Kaïs Saïed : espérons, au moins, que c’est un “dictateur éclairé ” à la Platon !

La président de la République, Kaïs Saïed, a pris sa décision et semble-t-il, est incontestable à ses yeux. Selon un communiqué publié par la présidence de la République ce mercredi 22 septembre 2021, le président de l’ARP (Assemblée des Représentants du Peuple), Rached Ghannouchi, sera privé de ces privilèges et de son salaire. Idem pour les députés gelés.

Le Chef de l’État a également annoncé que des dispositions exceptionnelles seront appliquées en vue d’assurer la continuité du pouvoir exécutif. “Le travail se poursuivra sur la base de la Constitution, des articles 1 et 2 et de toutes les dispositions constitutionnelles qui ne vont pas à l’encontre des dispositions transitionnelles”, peut-on encore y lire.

Il existe, tout de même, un élément central et qui peut inquiéter : la Constitution ne sera plus la source des lois et des décisions.
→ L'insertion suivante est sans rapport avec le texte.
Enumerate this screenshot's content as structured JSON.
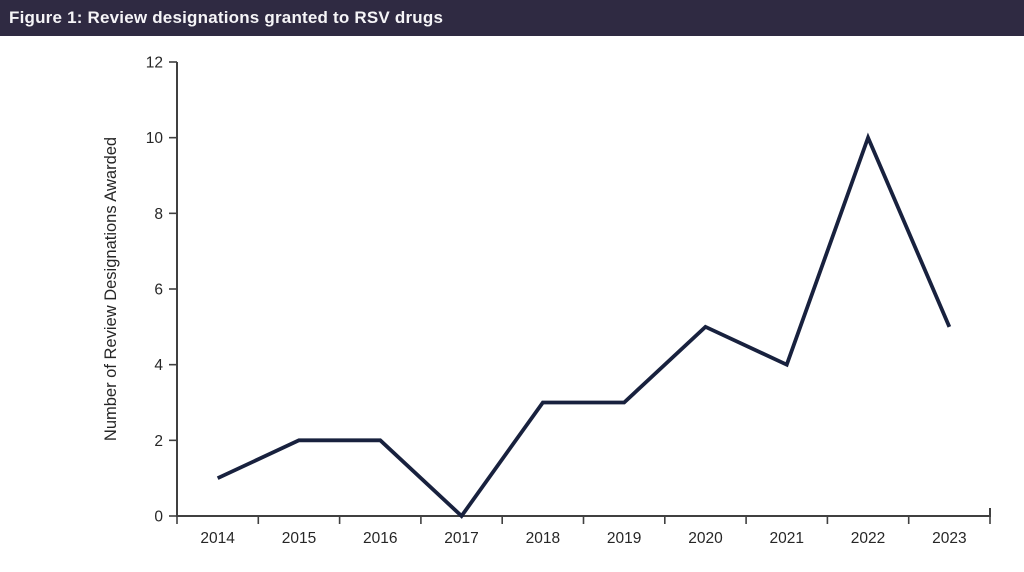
{
  "header": {
    "title": "Figure 1: Review designations granted to RSV drugs"
  },
  "colors": {
    "title_bar_bg": "#2F2A42",
    "title_text": "#F5F4F7",
    "background": "#FFFFFF",
    "line": "#18213E",
    "axis": "#404040",
    "labels": "#262626"
  },
  "chart_data": {
    "type": "line",
    "title": "Figure 1: Review designations granted to RSV drugs",
    "categories": [
      "2014",
      "2015",
      "2016",
      "2017",
      "2018",
      "2019",
      "2020",
      "2021",
      "2022",
      "2023"
    ],
    "values": [
      1,
      2,
      2,
      0,
      3,
      3,
      5,
      4,
      10,
      5
    ],
    "series": [
      {
        "name": "Review designations awarded",
        "values": [
          1,
          2,
          2,
          0,
          3,
          3,
          5,
          4,
          10,
          5
        ]
      }
    ],
    "xlabel": "",
    "ylabel": "Number of Review Designations Awarded",
    "ylim": [
      0,
      12
    ],
    "y_ticks": [
      0,
      2,
      4,
      6,
      8,
      10,
      12
    ],
    "grid": false,
    "legend": false,
    "line_color": "#18213E",
    "marker": "none"
  }
}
Cela peut présenter des risques à bien des égards. D’ailleurs, c’est dans ce même contexte que Carthage a fait part de l’ensemble des décrets et des décisions qui constitueront, dorénavant, la base des actions de Kaïs Saïed pour la prochaine période. Ce serait une sorte de “Constitution” improvisée. Les dispositions spécifiques annoncées depuis le 25 juillet dernier étaient plus que les bienvenues. Seulement, on frôle, aujourd’hui, les bavures autoritaristes.
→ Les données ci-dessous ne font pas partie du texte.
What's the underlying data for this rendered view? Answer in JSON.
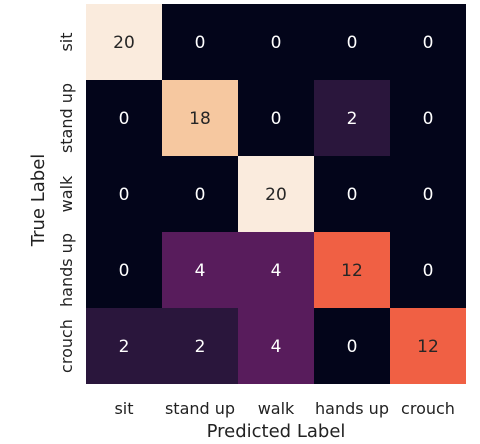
{
  "chart_data": {
    "type": "heatmap",
    "title": "",
    "xlabel": "Predicted Label",
    "ylabel": "True Label",
    "x_categories": [
      "sit",
      "stand up",
      "walk",
      "hands up",
      "crouch"
    ],
    "y_categories": [
      "sit",
      "stand up",
      "walk",
      "hands up",
      "crouch"
    ],
    "values": [
      [
        20,
        0,
        0,
        0,
        0
      ],
      [
        0,
        18,
        0,
        2,
        0
      ],
      [
        0,
        0,
        20,
        0,
        0
      ],
      [
        0,
        4,
        4,
        12,
        0
      ],
      [
        2,
        2,
        4,
        0,
        12
      ]
    ],
    "value_range": [
      0,
      20
    ],
    "colormap": "rocket",
    "colorbar": false,
    "grid": false
  }
}
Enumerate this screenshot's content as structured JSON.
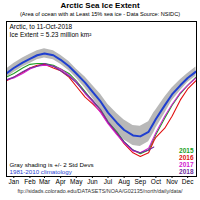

Il est clair que le président de la République compte en finir avec la Constitution de 2014 pour préparer le terrain à la troisième République. Là encore, c’est une bonne chose car l’ancien régime post-2011 a affamé les Tunisiens et a appauvri le pays. Néanmoins, cela ne doit pas devenir un cauchemar pour les citoyens.

Espérons, en tout cas, qu’il ne s’agit que d’un despotisme éclairé qui opère pour le bien de la Tunisie et des Tunisiens.